A Clear Channel Lesson in Site Design


Let’s applaud Clear Channel for launching "TotalRadius.com." It’s a good 1st draft in doing what has been asked for here many times: creating a web site where potential radio advertisers go to learn how to advertise on the radio. If the radio industry wants to move into the future, this is what’s needed to get a local advertiser’s attention.

You can stop applauding now because we’re also going to take time to explain why this web site is off-base with its content and structure, despite its nice-looking design.

Let’s get this out of the way quickly: What’s a "TotalRadius"? And why would anyone associate it with radio?
The disclosure here is that I own RadioAdvertiser.com. The person owning RadioAdvertising.com is a fellow named Eli. Neither of us have been approached by anyone relative to these domain names, which is ironic considering the importance of a domain name and its content. (And yes, you can claim my motivation is to sell this domain, though you’d be wrong.)

Speaking of content, digest a little of what’s at TotalRadius.com to see if it delivers what Clear Channel claims to be delivering. From the Radio & Records article quoting Clear Channel CEO John Hogan: "Totalradius.com is a first stop for advertisers exploring the multi-faceted landscape of radio."

For site design and layout, we give CC a B+. But relative to its claim of delivering information about building a radio campaign, the grade drops dramatically.

The one page at TotalRadius delivering solid information is its "Create a Commerical" page. Don’t confuse this with its "Creating a Commercial" page, because the two are not the same. To get to the former, you have to go through the latter, and the latter offers little incentive to take that next click. A side note is that it’s extremely difficult to articulate "how" to create a radio commercial. Clear Channel’s "top ten keys to creating great radio commercials" offers a good start (if the user gets to this page).

What’s missing at TotalRadius.com – and what hurts most – are things you can’t see unless you look at the coding used to construct the web site. We’re going to peel back the onion here to show a few things about using the internet, from a search engine’s perspective. Clicking on each link below will bring up a picture of what’s being discussed. Here’s what it boils down to:

1) Being online is not what’s important, that title belongs to "being found" online. TotalRadius.com will have a tough time here, without depending on a link from each of CC’s radio web sites.

2) If we do a quick search, you’ll find that 64 pages of this TotalRadius.com web site have been spidered by Google. Microsoft Search also has 64 pages in its listings. Over at Yahoo!, 144 pages are recognized. Yahoo! shows RSS feed pages. The others don’t.

3) That these major search engines know that TotalRadius.com is there should provide great positioning on SERPs (a Search Engine Results Page), right? Clear Channel is such a major radio company, you’d think that.

4) OK. Try Googling Radio Advertising, or doing a search for "radio advertising" on Yahoo! and MSN. There’s no TotalRadius.com returned in the Top 100 listings on Google, Yahoo! or MSN Search. Why? Simple: In designing the web site they forgot items that, literally, are a requirement for search engines to figure out what your site is about – Meta Tags and Keyword Content.

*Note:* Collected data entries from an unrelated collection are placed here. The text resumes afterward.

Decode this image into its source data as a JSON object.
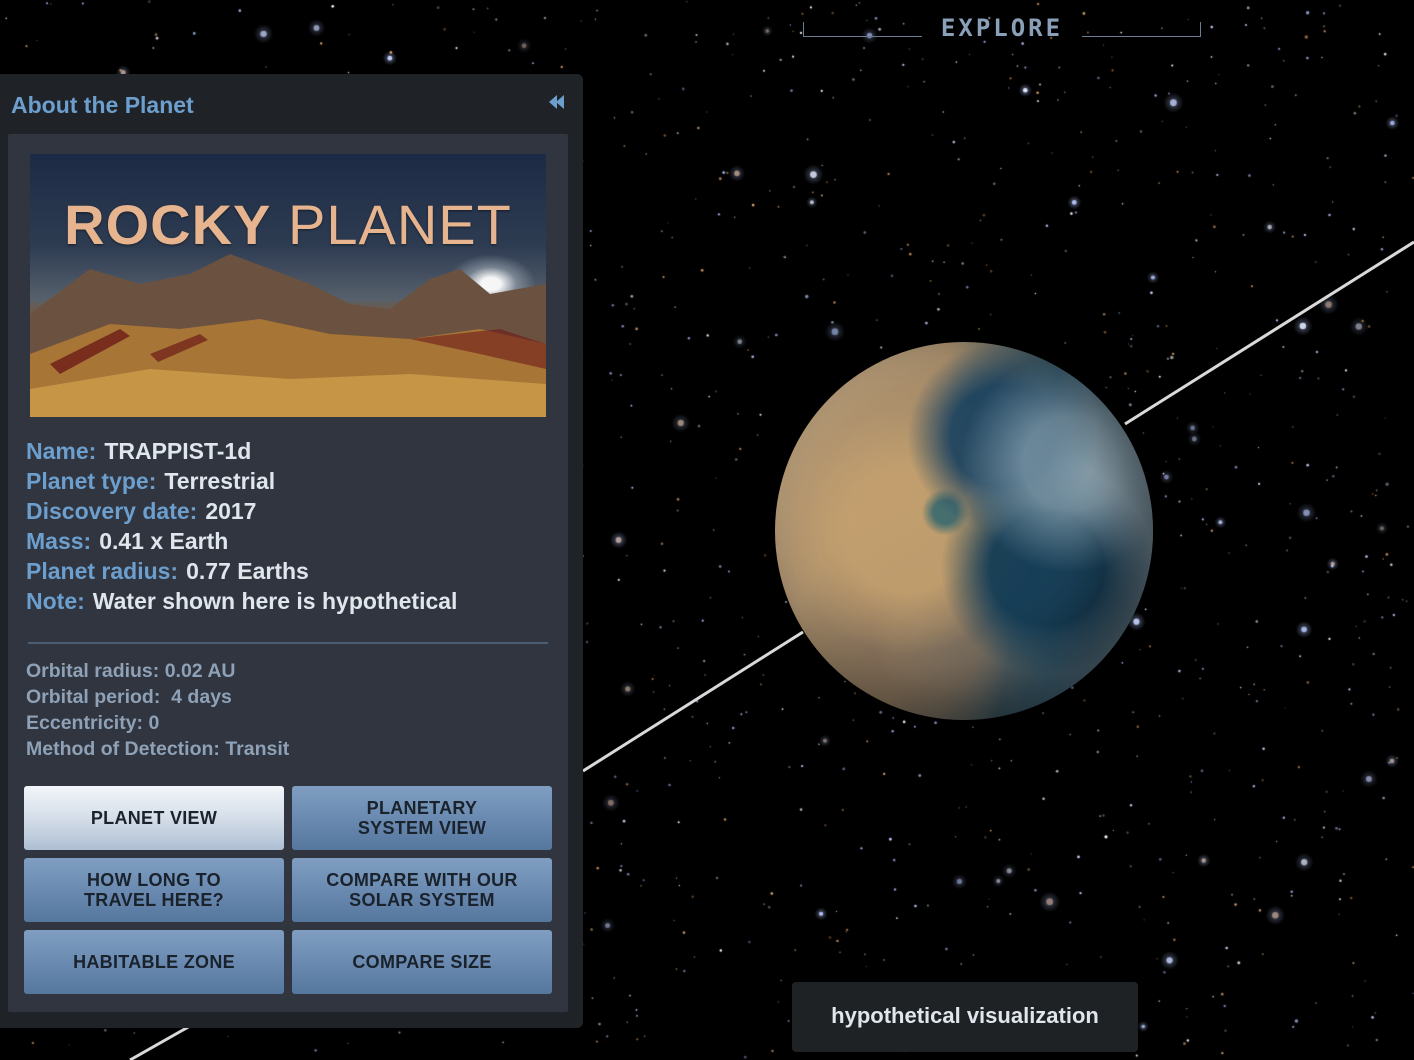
{
  "header": {
    "title": "EXPLORE"
  },
  "panel": {
    "title": "About the Planet",
    "collapse_icon": "double-chevron-left-icon",
    "banner": {
      "word1": "ROCKY",
      "word2": "PLANET"
    },
    "facts": [
      {
        "key": "Name:",
        "value": "TRAPPIST-1d"
      },
      {
        "key": "Planet type:",
        "value": "Terrestrial"
      },
      {
        "key": "Discovery date:",
        "value": "2017"
      },
      {
        "key": "Mass:",
        "value": "0.41 x Earth"
      },
      {
        "key": "Planet radius:",
        "value": "0.77 Earths"
      },
      {
        "key": "Note:",
        "value": "Water shown here is hypothetical"
      }
    ],
    "orbit_facts": [
      "Orbital radius: 0.02 AU",
      "Orbital period:  4 days",
      "Eccentricity: 0",
      "Method of Detection: Transit"
    ],
    "buttons": [
      {
        "label": "PLANET VIEW",
        "active": true
      },
      {
        "label": "PLANETARY\nSYSTEM VIEW",
        "active": false
      },
      {
        "label": "HOW LONG TO\nTRAVEL HERE?",
        "active": false
      },
      {
        "label": "COMPARE WITH OUR\nSOLAR SYSTEM",
        "active": false
      },
      {
        "label": "HABITABLE ZONE",
        "active": false
      },
      {
        "label": "COMPARE SIZE",
        "active": false
      }
    ]
  },
  "caption": "hypothetical visualization",
  "colors": {
    "accent": "#6d9fce",
    "panel_bg": "#1f2328",
    "panel_inner_bg": "#30353f",
    "button_bg": "#6a8ab1",
    "button_active_bg": "#dfe6ee",
    "orbit_line": "#d9d9d9"
  }
}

Content and description listings in TotalRadius.com meta tags are missing. Also, from a search engine’s perspective, there is/are no word(s) on the page that indicate this web site is for radio advertising. Search all you want, but this site is not going to be found.

What’s the importance of the above? In short, it shows how radio still needs to learn what the web is about and how to use it correctly. What’s laid out above is an attempt by one media to enter another media’s world with little preparation.

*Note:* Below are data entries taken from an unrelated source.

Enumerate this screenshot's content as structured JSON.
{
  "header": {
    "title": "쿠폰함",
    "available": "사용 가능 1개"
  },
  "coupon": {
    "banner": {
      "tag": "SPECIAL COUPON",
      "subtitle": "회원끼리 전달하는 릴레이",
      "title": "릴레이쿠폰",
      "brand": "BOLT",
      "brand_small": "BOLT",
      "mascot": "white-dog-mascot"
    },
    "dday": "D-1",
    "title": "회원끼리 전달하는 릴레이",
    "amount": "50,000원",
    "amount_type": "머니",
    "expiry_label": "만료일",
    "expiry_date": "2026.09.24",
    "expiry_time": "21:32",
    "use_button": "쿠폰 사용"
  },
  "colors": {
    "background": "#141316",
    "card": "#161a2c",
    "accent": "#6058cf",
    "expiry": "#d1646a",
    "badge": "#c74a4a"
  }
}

If a radio group the size of Clear Channel misses basic elements like meta tags and keyword placement on a web site, designed to pull in potential radio advertisers, what’s in store for other, smaller radio groups trying to do something similar?

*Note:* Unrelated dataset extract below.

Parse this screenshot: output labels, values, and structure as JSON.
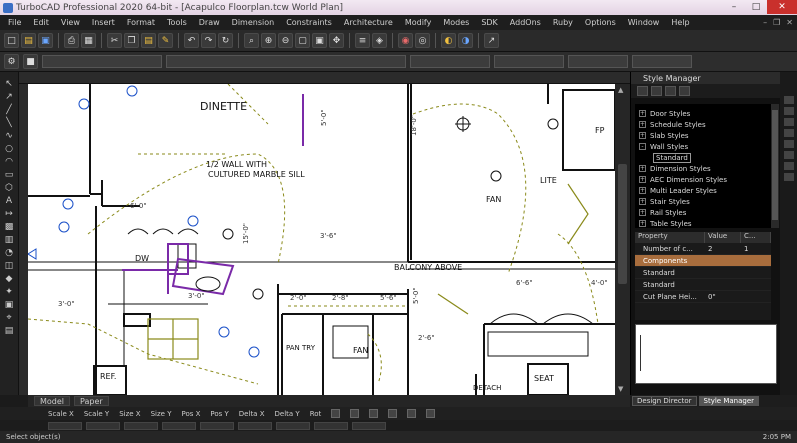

Ironic as it may be, failing to get listed in search engines is one reason why the radio industry didn’t get a foothold in the internet’s earlier years.

Now that radio is getting more serious about the internet and attempting to enter this arena, it’s time to bring in the people who understand what being online is about. There’s much more to it than a good looking web site. (Congratulations Clear Channel – you did accomplish that.)